Atticus moved to the stern rail to watch his pursuers. Now, he grinned with satisfaction, the Carthaginians would feel the wrath of Charybdis.

The Sidon cut through the water at twelve knots, closing the gap on the Roman trireme by ten yards every five seconds. Karalis had wavered for an instant, unable to comprehend the Roman captain’s actions, before his years of command experience took over. He realized they would be upon the Roman ship within a minute. Karalis shrugged his questions aside and began issuing orders to his assembled crew.

‘Prepare for impact! Assemble the boarding party!’ They would ram the Roman galley through her stern, a killing blow, taking her rudder and holing her below the waterline. While the Romans were recovering, his boarding party would spill over the stern rail, killing the senior officers who would be stationed there. He would lead his men personally, they would spare no one, and when his ship finally disengaged, tearing her bronze ram from the hull, the Roman trireme would drag her chained slaves beneath the waves.

The gap was down to fifty yards when the Roman vessel re-engaged her oars. You’re too late, fool, the captain thought. The Sidon was at the point where the Roman crew had inexplicably raised oars. He would be upon them within fifteen seconds.

On the slave deck of the Sidon, the galley slaves were oblivious to the action above decks. Chained to his oar, each of the two hundred men was enclosed within his own private hell. For many of them, years at the oar had brutalized them and they worked in silence, their whole world focused on the constant rhythm of their oar-stroke, the backbreaking pull, the quick release to bring the oar forward, a second’s respite, the muscles straining again through the next pull. Sweat poured to mingle with fresh blood raised by the taskmaster’s lash across their backs, as man after man collapsed in exhaustion, to be savagely beaten where he fell as a reserve took his place, the unrelenting pace never abating.

The thirty rowers of the starboard fore section of the Sidon were the first to strike Charybdis. Not six feet from where they stood, on the other side of the hull, the current of the whirlpool sped past them at twenty knots. Keeping to the beat of the drum master, the rowers brought their oars forward and stuck their blades into the water in unison. Instantly the oars were ripped from their fingers as the current took hold of the blades and pushed the oars parallel to the hull. The slaves on the lower two rows screamed in agony as the oars of the upper row, fifteen foot long and fifty pounds in weight, spun on their mountings and slammed into them, killing many instantly. Within the instant marked by the drum master’s beat, the second section of thirty rowers endured the same fate, fuelling the destruction of the slave deck. The starboard side was in chaos, a mayhem of broken men. The port side never missed a beat, the rowers continuing at full tilt, completing the trap.
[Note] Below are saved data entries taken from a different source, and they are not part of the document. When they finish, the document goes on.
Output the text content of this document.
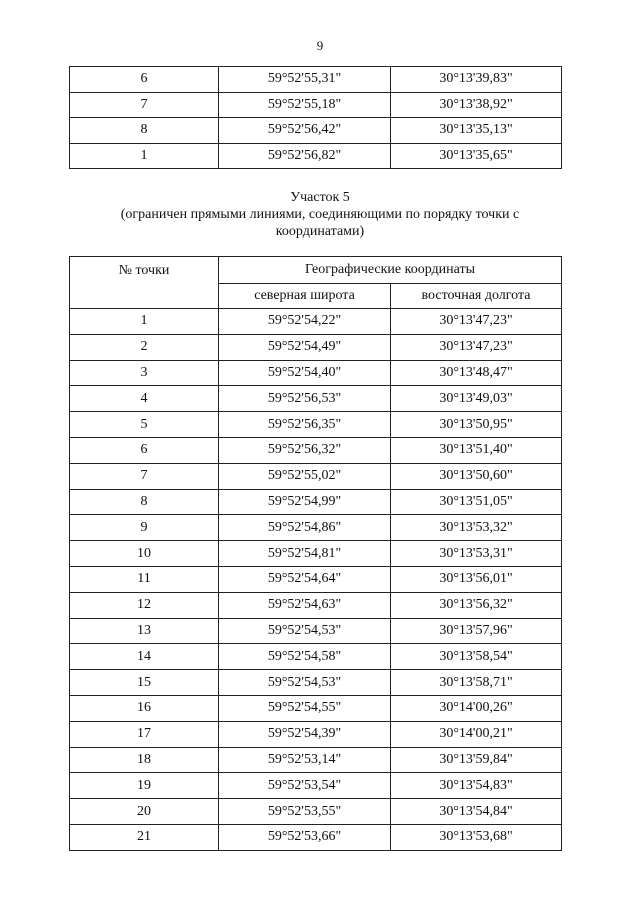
9
6	59°52'55,31"	30°13'39,83"
7	59°52'55,18"	30°13'38,92"
8	59°52'56,42"	30°13'35,13"
1	59°52'56,82"	30°13'35,65"
Участок 5
(ограничен прямыми линиями, соединяющими по порядку точки с
координатами)
№ точки	Географические координаты	
	северная широта	восточная долгота
1	59°52'54,22"	30°13'47,23"
2	59°52'54,49"	30°13'47,23"
3	59°52'54,40"	30°13'48,47"
4	59°52'56,53"	30°13'49,03"
5	59°52'56,35"	30°13'50,95"
6	59°52'56,32"	30°13'51,40"
7	59°52'55,02"	30°13'50,60"
8	59°52'54,99"	30°13'51,05"
9	59°52'54,86"	30°13'53,32"
10	59°52'54,81"	30°13'53,31"
11	59°52'54,64"	30°13'56,01"
12	59°52'54,63"	30°13'56,32"
13	59°52'54,53"	30°13'57,96"
14	59°52'54,58"	30°13'58,54"
15	59°52'54,53"	30°13'58,71"
16	59°52'54,55"	30°14'00,26"
17	59°52'54,39"	30°14'00,21"
18	59°52'53,14"	30°13'59,84"
19	59°52'53,54"	30°13'54,83"
20	59°52'53,55"	30°13'54,84"
21	59°52'53,66"	30°13'53,68"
The air around Karalis was split by the sound of shattering timbers and cries of pain from the slave decks below him, and the Sidon heeled violently as momentum was lost on the starboard side. He ran to the starboard rail in time to see the second section of oars collapse against the hull, the air again ripped by the sound of his ship and her rowers being destroyed beneath him.

‘By the gods,’ he whispered as he saw the cause, fear coursing through him.
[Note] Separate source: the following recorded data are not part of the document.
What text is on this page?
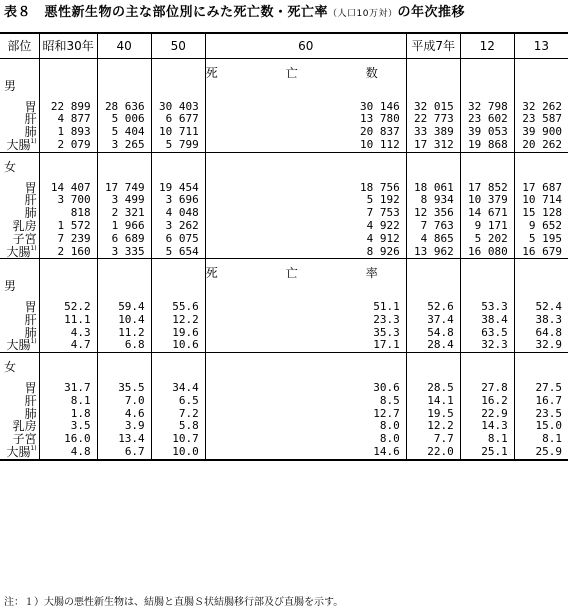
表８　悪性新生物の主な部位別にみた死亡数・死亡率（人口10万対）の年次推移
部位	昭和30年	40	50	60	平成7年	12	13

				死　亡　数			
男							

胃	22 899	28 636	30 403	30 146	32 015	32 798	32 262
肝	4 877	5 006	6 677	13 780	22 773	23 602	23 587
肺	1 893	5 404	10 711	20 837	33 389	39 053	39 900
大腸$^{1)}$	2 079	3 265	5 799	10 112	17 312	19 868	20 262

女							

胃	14 407	17 749	19 454	18 756	18 061	17 852	17 687
肝	3 700	3 499	3 696	5 192	8 934	10 379	10 714
肺	818	2 321	4 048	7 753	12 356	14 671	15 128
乳房	1 572	1 966	3 262	4 922	7 763	9 171	9 652
子宮	7 239	6 689	6 075	4 912	4 865	5 202	5 195
大腸$^{1)}$	2 160	3 335	5 654	8 926	13 962	16 080	16 679

				死　亡　率			
男							

胃	52.2	59.4	55.6	51.1	52.6	53.3	52.4
肝	11.1	10.4	12.2	23.3	37.4	38.4	38.3
肺	4.3	11.2	19.6	35.3	54.8	63.5	64.8
大腸$^{1)}$	4.7	6.8	10.6	17.1	28.4	32.3	32.9

女							

胃	31.7	35.5	34.4	30.6	28.5	27.8	27.5
肝	8.1	7.0	6.5	8.5	14.1	16.2	16.7
肺	1.8	4.6	7.2	12.7	19.5	22.9	23.5
乳房	3.5	3.9	5.8	8.0	12.2	14.3	15.0
子宮	16.0	13.4	10.7	8.0	7.7	8.1	8.1
大腸$^{1)}$	4.8	6.7	10.0	14.6	22.0	25.1	25.9
注：１）大腸の悪性新生物は、結腸と直腸Ｓ状結腸移行部及び直腸を示す。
The ship heeled further to the right as the left-side oars continued their stroke, pushing the bronze ram into the current of the whirlpool. The Sidon was gripped as if by the hands of a god and whipped around to starboard, throwing Karalis and those around him to the deck. The archers stationed on the foredeck were thrown into the maelstrom of the whirlpool, their cries cut off as they were sucked beneath the tortured waters.

Karalis looked frantically towards the aft-deck, praying for respite but finding none. The helmsman was dead, his chest staved in where the tiller had struck him a killing blow. The Sidon was out of control.